SCOTTY AND THE SECRET HISTORY OF HOLLYWOOD

SCOTTY AND THE SECRET HISTORY OF HOLLYWOOD

(director/writer: Matt Tynauer; screenwriters: based on the Full Service memoir by Scotty Bowers with Lionel Friedberg; cinematographer: Chris J. Dapkins; editor: Bob Eisenhardt; music: Jane Antonia Cornish; cast: Scotty Bowers, Lois Bowers, Stephen Fry; Runtime: 98; MPAA Rating: NR; producers: Matt Tyrnauer, Corey Reeser, Josh Braun; Greenwich Entertainment; 2017)

“A non-critical but provocative and salacious ‘tell-all’ biopic documentary on the now 95–year-old Scotty Bowers.”

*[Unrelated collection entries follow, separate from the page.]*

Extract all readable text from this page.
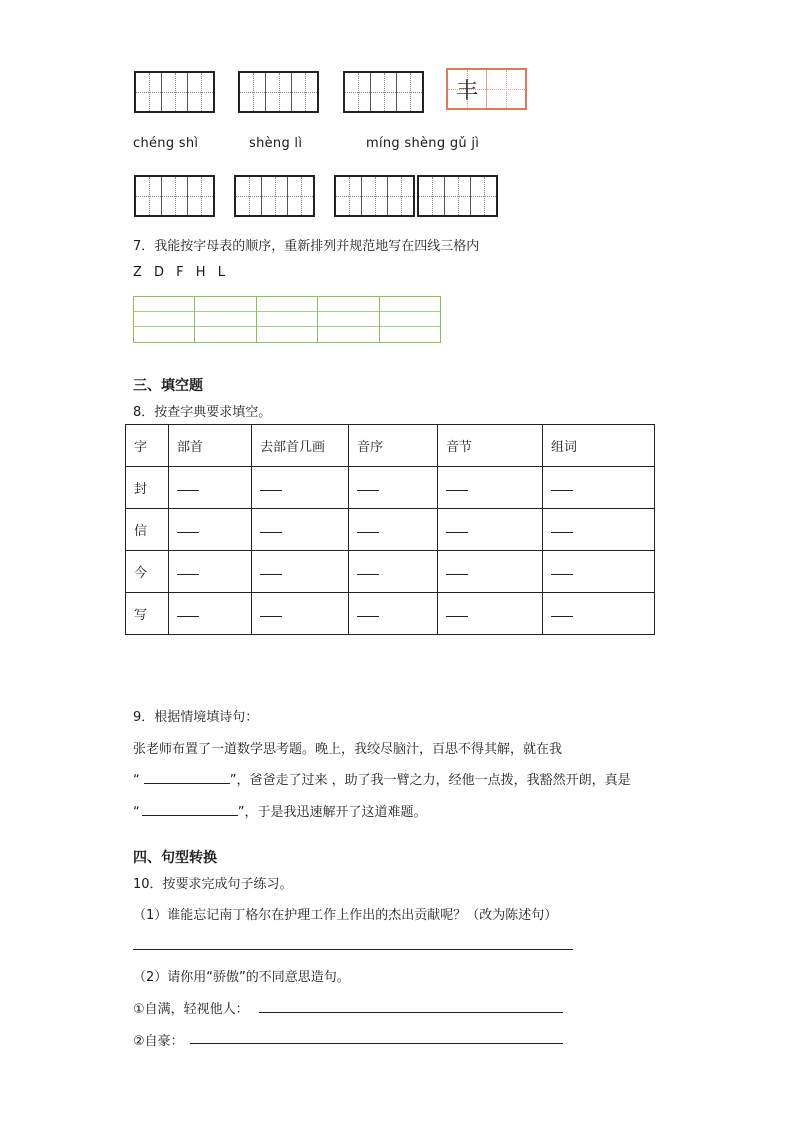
丰
chéng shì	shèng lì	míng shèng gǔ jì
7．我能按字母表的顺序，重新排列并规范地写在四线三格内
Z D F H L
三、填空题
8．按查字典要求填空。
字	部首	去部首几画	音序	音节	组词
封					
信					
今					
写					
9．根据情境填诗句：
张老师布置了一道数学思考题。晚上，我绞尽脑汁，百思不得其解，就在我
“	”，爸爸走了过来 ，助了我一臂之力，经他一点拨，我豁然开朗，真是
“	”，于是我迅速解开了这道难题。
四、句型转换
10．按要求完成句子练习。
（1）谁能忘记南丁格尔在护理工作上作出的杰出贡献呢？（改为陈述句）
（2）请你用“骄傲”的不同意思造句。
①自满，轻视他人：
②自豪：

Reviewed by Dennis Schwartz

A non-critical but provocative and salacious ‘tell-all’ biopic documentary on the now 95-year-old Scotty Bowers. He’s a salty, storytelling, legendary, self-promoting ‘anything goes in sex’ hedonist service provider for the Hollywood crowd. Director-writer documentarian Matt Tynauer (“Studio 54″/”Where’s My Roy Cohn?”) soft pedals his likable subject as a nice pimp who is not really a pimp but a provider of services for the closeted Hollywood gay and bi-sexual community, who lived at a time after the Second World War when homosexuality was illegal and was criminally prosecuted. If the motion pictures industry knew you were a homosexual you wouldn’t be working in pictures.Thereby Scotty got the men stars men and the lady stars ladies, all for $20 a pop, which he believes is the right thing to do to subvert a bad law. The documentary offers no critical responses to Scotty’s wild stories of screwing some of the most famous stars and of his vast procurer activities, or even when he tells of his dubious childhood experiences with many Chicago pedophile priests (evidently for him sucking cock at any age can’t do anyone any harm). Scotty wants us to believe he was more or less a saintly guy in the Hollywood community, who provided a much needed service.The film promotes his 2012 memoir Full Service, where Scotty was proudly referred to as the “pimp to the stars.” It wants us desperately to believe everything he’s telling us is true (all the examples used in the film were fact-checked and everything he said was proven to be true). The conventionally made film has a bunch of talking heads and former service providers around to verify his tales (they include Stephen Fry, Peter Bart, Robert Hofler, Joack Kimberling, David Kuhn, Paul “Al” Lamastra, William Mann, Lee Shook,). Besides Scotty’s narration there’s also home movies, like the one showing the pool and mansion of his early conquest George Cukor. 

The film begins by Scotty telling us he joined the Marines as an 18-year-old farm boy from Illinois and served in combat throughout the war years. After the war, in 1945, he worked as an attendant at the Richfield gas station on Hollywood Boulevard for an absentee owner. His first Hollywood customer to get some cock was Walter Pidgeon, the 1930s B-film star, who invited him over for a dip in his pool. Scotty saw business opportunities in running a discreet gay brothel right on the premises and when business boomed got some of his ex-military acquaintances over and gave them a chance to earn some needed cash by servicing the needy gay Hollywood community. Scotty soon became known in Tinseltown as the man to see about any kind of sexual favors, and over the years became Tinseltown’s best-kept open secret. He closed operations in 1980. When he left the gas station, fearing the Vice Squad, he became a bartender and wisely invested his money in real estate.

The gist of the story has Scotty at book signings for his memoirs, or mingling with the elites at gatherings held in the Taschen editor’s office, or gabbing with his longtime second female wife Lois and with her at his side constantly rummaging through the stored ‘goodies’ in his houses. He collects mostly junk and items like Playboy Magazines.

When not telling us that Cole Porter liked to blow 15 guys at a time, Charles Laughton loved to suck cock, about banging Bette Davies, fixing up Spencer Tracy with men and Kathryn Hepburn with women, telling stories about Cary Grant and Randolph Scott living together as lovers, that he banged both Lana Turner and Ava Gardner in a threesome in Sinatra’s luxury Palm Springs pad, that one of his clients in drag was FBI chief J. Edgar Hoover; and, many other celebrity frolics he gushes over, including the one about fucking a former king, the Duke of Windsor, at the Beverly Hills Hotel.The film is about as jejune an experience as reading a copy of the former Hollywood tabloid Confidential magazine. But Bowers story is undeniably an American Dream success story. Whatever I think of him blabbing, at least he waited for his great reveal until after all the parties he gossips about are dead.